Me? I saw quite enough that night in 1999 at Wembley to tell me that Ace & Peter were nowhere near what they’d been not 2 years before at Finsbury Park at the end of the Reunion Tour. I love them both and I sincerely hope they do get opportunities to guest with KISS somewhere on this climactic run, but the drive, energy and consistency that Eric & Tommy have given the band since being drafted in is necessary for the current KISS touring machine in my view. We can all have a Utopian vision of how we want KISS to be, and Ace & Peter will always have their backers - some who make their point reasonably and many who just resort to abuse. And then there’s the celebrity DJ’s with an agenda based on maintaining friendships desperate to stir the pot. A shame really. We all wish we were in charge of KISS – that’d be a decent cut off the top as manager after all!!

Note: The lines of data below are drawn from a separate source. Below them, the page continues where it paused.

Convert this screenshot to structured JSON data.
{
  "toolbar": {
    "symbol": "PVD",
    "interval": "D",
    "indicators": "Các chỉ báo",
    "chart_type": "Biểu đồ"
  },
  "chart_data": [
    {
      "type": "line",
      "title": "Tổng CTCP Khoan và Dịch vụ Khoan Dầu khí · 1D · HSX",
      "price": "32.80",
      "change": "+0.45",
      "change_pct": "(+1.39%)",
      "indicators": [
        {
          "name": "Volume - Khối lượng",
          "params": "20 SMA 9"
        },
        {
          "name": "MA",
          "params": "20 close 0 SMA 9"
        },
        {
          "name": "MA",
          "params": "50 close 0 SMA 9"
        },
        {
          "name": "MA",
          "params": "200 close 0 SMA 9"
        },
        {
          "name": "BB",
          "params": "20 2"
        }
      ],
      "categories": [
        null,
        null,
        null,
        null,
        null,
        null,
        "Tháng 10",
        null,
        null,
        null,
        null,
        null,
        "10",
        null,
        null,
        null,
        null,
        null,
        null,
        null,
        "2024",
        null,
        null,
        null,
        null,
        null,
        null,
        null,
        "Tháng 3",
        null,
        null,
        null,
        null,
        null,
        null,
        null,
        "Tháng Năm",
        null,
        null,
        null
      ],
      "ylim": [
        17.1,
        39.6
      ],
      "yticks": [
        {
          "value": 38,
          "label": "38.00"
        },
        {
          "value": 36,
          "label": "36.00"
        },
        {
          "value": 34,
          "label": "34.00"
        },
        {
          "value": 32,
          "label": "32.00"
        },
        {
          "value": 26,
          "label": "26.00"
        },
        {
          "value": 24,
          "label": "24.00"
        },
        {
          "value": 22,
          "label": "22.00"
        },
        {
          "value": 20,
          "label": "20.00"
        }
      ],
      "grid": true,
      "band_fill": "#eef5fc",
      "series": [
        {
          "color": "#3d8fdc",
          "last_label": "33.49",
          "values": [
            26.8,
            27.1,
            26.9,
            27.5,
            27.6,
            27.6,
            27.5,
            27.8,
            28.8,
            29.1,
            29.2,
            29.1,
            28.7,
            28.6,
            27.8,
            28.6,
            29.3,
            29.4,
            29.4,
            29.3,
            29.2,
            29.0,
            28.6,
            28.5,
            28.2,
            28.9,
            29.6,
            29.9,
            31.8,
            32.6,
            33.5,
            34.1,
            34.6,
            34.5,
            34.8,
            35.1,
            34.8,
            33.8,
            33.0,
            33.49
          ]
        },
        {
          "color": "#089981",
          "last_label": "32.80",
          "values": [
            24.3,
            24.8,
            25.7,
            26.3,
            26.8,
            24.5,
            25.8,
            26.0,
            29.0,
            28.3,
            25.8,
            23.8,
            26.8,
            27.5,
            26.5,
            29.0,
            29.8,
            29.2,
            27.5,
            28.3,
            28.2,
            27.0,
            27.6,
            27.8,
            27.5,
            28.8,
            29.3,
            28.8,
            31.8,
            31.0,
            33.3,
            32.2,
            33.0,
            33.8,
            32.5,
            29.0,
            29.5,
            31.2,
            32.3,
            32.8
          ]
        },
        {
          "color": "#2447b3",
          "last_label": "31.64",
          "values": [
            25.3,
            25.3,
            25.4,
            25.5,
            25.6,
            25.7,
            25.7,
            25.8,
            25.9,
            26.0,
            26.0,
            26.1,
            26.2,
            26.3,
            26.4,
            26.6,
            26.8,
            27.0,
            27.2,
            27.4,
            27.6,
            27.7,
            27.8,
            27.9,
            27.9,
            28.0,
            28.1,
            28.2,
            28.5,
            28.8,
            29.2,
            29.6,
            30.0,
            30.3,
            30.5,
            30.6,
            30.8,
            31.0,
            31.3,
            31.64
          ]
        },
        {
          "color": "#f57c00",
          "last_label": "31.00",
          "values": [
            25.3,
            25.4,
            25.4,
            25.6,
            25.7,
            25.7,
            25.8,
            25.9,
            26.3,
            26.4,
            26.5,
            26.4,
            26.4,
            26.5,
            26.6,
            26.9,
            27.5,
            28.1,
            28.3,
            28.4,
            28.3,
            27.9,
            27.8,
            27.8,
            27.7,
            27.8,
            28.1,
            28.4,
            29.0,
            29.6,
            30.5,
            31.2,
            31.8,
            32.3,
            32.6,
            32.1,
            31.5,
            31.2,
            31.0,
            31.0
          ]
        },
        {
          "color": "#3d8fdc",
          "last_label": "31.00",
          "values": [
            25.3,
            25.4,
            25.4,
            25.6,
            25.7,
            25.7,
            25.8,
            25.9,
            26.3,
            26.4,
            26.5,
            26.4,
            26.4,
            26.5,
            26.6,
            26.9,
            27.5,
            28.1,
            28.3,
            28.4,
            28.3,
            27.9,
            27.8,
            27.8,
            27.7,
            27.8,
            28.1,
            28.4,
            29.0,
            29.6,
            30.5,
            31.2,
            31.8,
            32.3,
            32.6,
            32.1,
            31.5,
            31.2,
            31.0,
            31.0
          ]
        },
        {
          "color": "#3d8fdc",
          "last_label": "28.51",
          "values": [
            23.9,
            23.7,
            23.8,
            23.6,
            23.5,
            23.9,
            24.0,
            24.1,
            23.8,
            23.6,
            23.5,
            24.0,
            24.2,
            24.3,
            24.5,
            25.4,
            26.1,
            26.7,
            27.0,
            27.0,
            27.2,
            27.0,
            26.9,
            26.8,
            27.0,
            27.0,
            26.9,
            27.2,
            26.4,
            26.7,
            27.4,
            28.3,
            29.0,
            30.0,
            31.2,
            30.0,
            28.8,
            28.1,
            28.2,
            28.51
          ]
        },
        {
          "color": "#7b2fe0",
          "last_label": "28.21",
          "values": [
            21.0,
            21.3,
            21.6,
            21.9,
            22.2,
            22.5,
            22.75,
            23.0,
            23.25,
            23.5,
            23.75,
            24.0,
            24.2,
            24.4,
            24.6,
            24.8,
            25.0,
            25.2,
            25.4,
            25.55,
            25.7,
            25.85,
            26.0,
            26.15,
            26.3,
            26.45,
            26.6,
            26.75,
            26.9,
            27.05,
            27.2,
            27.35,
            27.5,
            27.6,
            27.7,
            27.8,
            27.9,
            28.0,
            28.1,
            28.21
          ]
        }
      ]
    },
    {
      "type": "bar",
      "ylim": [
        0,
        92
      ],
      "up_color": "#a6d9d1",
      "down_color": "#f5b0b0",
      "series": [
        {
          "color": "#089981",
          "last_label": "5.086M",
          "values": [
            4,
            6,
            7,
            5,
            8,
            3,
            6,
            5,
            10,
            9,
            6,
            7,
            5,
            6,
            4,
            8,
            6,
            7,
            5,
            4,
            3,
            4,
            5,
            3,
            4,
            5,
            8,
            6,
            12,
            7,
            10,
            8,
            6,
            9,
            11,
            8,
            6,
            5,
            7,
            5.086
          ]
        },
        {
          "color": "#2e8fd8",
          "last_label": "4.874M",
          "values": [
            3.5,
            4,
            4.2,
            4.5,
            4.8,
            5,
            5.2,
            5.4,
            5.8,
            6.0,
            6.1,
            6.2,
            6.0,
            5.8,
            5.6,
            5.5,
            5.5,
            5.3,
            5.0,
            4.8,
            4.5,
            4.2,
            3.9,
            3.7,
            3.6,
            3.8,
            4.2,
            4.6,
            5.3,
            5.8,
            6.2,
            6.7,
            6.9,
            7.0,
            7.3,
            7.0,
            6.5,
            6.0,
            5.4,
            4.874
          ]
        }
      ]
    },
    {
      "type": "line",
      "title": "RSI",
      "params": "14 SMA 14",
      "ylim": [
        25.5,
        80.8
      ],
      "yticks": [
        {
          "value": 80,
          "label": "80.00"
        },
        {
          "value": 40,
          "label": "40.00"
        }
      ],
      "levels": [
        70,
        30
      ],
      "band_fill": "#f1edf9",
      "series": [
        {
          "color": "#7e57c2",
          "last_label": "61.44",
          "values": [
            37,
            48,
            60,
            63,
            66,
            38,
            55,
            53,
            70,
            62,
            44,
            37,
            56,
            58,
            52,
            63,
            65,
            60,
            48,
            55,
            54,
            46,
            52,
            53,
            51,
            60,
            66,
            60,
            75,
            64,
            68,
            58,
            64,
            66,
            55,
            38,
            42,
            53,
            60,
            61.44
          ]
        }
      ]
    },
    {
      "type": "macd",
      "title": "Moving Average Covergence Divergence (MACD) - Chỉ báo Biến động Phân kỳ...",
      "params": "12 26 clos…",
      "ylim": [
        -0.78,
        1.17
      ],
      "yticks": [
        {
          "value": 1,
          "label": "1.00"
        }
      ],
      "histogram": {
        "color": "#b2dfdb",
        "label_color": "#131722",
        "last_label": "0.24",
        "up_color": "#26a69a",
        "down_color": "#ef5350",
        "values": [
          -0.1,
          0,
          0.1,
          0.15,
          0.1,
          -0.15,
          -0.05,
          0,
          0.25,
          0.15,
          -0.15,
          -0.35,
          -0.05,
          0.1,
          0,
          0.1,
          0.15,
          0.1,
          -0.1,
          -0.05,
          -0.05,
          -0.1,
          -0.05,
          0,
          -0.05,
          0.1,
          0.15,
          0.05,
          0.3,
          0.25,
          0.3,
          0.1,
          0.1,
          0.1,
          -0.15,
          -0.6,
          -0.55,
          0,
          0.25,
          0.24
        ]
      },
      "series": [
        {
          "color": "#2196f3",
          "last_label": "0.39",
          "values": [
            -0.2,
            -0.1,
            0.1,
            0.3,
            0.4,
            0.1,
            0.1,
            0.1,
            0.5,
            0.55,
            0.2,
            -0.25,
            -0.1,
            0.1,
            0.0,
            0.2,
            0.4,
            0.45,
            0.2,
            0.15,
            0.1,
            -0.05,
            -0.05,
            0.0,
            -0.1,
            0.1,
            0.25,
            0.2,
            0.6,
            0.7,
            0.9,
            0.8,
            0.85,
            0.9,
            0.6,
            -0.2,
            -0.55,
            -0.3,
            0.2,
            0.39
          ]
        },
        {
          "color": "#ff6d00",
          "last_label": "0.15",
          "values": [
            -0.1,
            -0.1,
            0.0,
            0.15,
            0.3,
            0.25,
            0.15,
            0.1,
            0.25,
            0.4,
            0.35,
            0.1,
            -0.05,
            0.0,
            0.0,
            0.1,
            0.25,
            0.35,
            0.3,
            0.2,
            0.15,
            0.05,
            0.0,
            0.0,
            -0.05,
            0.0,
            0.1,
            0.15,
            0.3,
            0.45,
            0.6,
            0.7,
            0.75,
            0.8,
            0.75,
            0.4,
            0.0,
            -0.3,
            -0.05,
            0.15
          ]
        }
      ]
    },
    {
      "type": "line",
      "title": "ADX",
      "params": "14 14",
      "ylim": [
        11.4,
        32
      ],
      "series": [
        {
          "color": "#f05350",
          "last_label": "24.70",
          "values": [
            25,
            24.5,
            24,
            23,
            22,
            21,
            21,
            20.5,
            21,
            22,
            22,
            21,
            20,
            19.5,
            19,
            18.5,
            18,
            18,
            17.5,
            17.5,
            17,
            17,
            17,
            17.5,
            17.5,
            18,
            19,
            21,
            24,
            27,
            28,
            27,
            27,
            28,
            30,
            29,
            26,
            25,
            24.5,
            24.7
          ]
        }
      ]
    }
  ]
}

As Stanley smashed a cheap guitar he’d not played all night (standard) to round things off and the final ear-splitting boom of pyro combined with the last chord of ‘Rock and Roll All Nite’, we all started to file out and the bittersweet emotions came to the fore as I took one last look at the empty stage when the house lights came up. KISS means more to me than just a band I go and see – 20 gigs witnessed should tell you that. And I have friends who’ve seen 5 times that amount of KISS shows. It’s not a numbers game – it’s not any sort of game. It’s just a way of life that KISS fans have and share with one another in the sort of wonderful camaraderie that is sadly lacking in these divisive times of “Here’s a topic – pick a side! Pick a side! Have an opinion! Have an opinion” – Gene has always said that a KISS concert was perfect escapism from the outside world. “You forget about your troubles for a couple of hours” is a much-used line of his. Once KISS put away the lipstick and the 7-inch heels for good, that will just mean we have to deal with reality for longer in their absence. And what a dreadful shame that is.